Anche se il calcolo delle traiettorie possibili ha un suo fascino, in realtà non ha nulla a che fare con le Classi di Wolfram-Langton. La domanda più pertinente, infatti, non è quante siano le traiettorie possibili per un dato sistema dinamico; è invece: cosa fanno queste traiettorie nel loro spazio degli stati?
Studiando le traiettorie disegnate nello spazio degli stati dall’evoluzione dei sistemi dinamici, ci si accorge che ci sono alcuni “comportamenti” tipici e ricorrenti. Vediamone alcuni aiutandoci con degli esempi.

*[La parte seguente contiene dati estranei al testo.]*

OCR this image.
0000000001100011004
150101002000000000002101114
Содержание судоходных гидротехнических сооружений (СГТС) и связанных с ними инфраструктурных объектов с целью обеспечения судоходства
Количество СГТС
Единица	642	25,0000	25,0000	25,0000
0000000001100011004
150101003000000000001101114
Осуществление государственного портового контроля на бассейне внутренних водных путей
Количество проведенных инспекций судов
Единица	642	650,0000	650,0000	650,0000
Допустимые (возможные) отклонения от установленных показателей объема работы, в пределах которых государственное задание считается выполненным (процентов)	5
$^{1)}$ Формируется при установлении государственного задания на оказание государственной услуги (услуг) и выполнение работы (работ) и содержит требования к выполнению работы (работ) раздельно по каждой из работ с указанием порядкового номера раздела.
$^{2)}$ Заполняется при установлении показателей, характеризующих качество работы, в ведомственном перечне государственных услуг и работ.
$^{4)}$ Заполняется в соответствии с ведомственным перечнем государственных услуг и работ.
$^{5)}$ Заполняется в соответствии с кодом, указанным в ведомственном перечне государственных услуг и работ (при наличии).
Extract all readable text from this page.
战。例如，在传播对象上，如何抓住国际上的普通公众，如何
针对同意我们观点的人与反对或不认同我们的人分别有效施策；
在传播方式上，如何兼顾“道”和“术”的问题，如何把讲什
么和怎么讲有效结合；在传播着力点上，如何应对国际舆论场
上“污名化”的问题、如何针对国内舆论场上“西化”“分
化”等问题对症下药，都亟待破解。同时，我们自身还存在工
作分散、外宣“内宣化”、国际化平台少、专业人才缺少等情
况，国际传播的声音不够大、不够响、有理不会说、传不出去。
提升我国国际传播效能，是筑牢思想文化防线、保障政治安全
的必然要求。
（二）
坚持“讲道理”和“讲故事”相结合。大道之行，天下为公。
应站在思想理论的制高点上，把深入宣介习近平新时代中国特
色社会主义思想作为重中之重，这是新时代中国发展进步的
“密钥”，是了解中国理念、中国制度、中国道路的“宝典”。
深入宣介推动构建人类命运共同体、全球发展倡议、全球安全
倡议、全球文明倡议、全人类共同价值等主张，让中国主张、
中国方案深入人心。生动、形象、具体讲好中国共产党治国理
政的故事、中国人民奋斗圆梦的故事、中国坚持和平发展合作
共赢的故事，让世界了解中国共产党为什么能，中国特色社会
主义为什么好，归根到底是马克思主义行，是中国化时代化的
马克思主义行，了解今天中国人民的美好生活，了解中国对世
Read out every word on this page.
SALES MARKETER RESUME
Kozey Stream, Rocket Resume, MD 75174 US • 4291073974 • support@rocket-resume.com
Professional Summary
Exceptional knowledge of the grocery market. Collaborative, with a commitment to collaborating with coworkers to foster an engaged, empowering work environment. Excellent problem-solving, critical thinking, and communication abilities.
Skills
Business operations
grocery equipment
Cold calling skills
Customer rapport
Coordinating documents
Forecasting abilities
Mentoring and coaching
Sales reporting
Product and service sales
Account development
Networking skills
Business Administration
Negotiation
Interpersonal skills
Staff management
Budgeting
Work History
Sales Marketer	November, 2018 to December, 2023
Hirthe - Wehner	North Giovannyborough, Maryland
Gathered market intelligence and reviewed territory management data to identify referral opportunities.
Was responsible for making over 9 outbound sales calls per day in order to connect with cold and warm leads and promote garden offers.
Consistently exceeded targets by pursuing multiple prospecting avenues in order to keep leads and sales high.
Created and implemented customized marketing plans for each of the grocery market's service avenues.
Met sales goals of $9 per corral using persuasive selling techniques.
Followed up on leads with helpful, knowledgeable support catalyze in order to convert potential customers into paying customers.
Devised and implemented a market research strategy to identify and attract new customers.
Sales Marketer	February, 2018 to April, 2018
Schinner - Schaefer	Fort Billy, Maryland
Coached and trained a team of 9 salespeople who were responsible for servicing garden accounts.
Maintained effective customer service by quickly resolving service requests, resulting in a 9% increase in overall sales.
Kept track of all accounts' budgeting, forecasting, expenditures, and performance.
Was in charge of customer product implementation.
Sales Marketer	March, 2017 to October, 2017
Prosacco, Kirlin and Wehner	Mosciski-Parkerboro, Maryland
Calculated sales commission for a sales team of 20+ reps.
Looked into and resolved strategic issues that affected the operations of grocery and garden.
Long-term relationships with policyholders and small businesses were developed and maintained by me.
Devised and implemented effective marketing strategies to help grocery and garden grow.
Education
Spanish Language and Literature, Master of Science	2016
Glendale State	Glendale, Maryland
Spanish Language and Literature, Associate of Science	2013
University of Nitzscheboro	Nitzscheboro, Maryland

Consideriamo un ecosistema formato da due popolazioni che condividono la stessa nicchia ecologica e che interagiscono tra loro. La prima popolazione è costituita da predatori, per esempio linci, che si nutrono degli individui della seconda popolazione, cioè le prede, che nel nostro esempio potrebbero essere lepri. Quando ci sono poche linci in circolazione, le lepri prosperano e si moltiplicano. Man mano che le prede aumentano, le linci hanno a disposizione più cibo, per cui si moltiplicano a loro volta. Quando però i predatori diventano tanti, le prede vengono decimate e cominciano a scarseggiare. Questo causa la morte per mancanza di cibo delle linci, che diminuiscono di numero. Dopodiché il ciclo si ripete. Come potremmo rappresentare questo sistema? Bastano due variabili di stato: la popolosità di prede e predatori. Rappresentando graficamente l’evoluzione di questo sistema, quello che si vede è che la traiettoria è un ciclo chiuso:
In casi come questo, in cui la traiettoria è ciclica, si può affermare che l’attrattore nello spazio degli stati sia l’orbita a cui la traiettoria tende e sulla quale si stabilizza.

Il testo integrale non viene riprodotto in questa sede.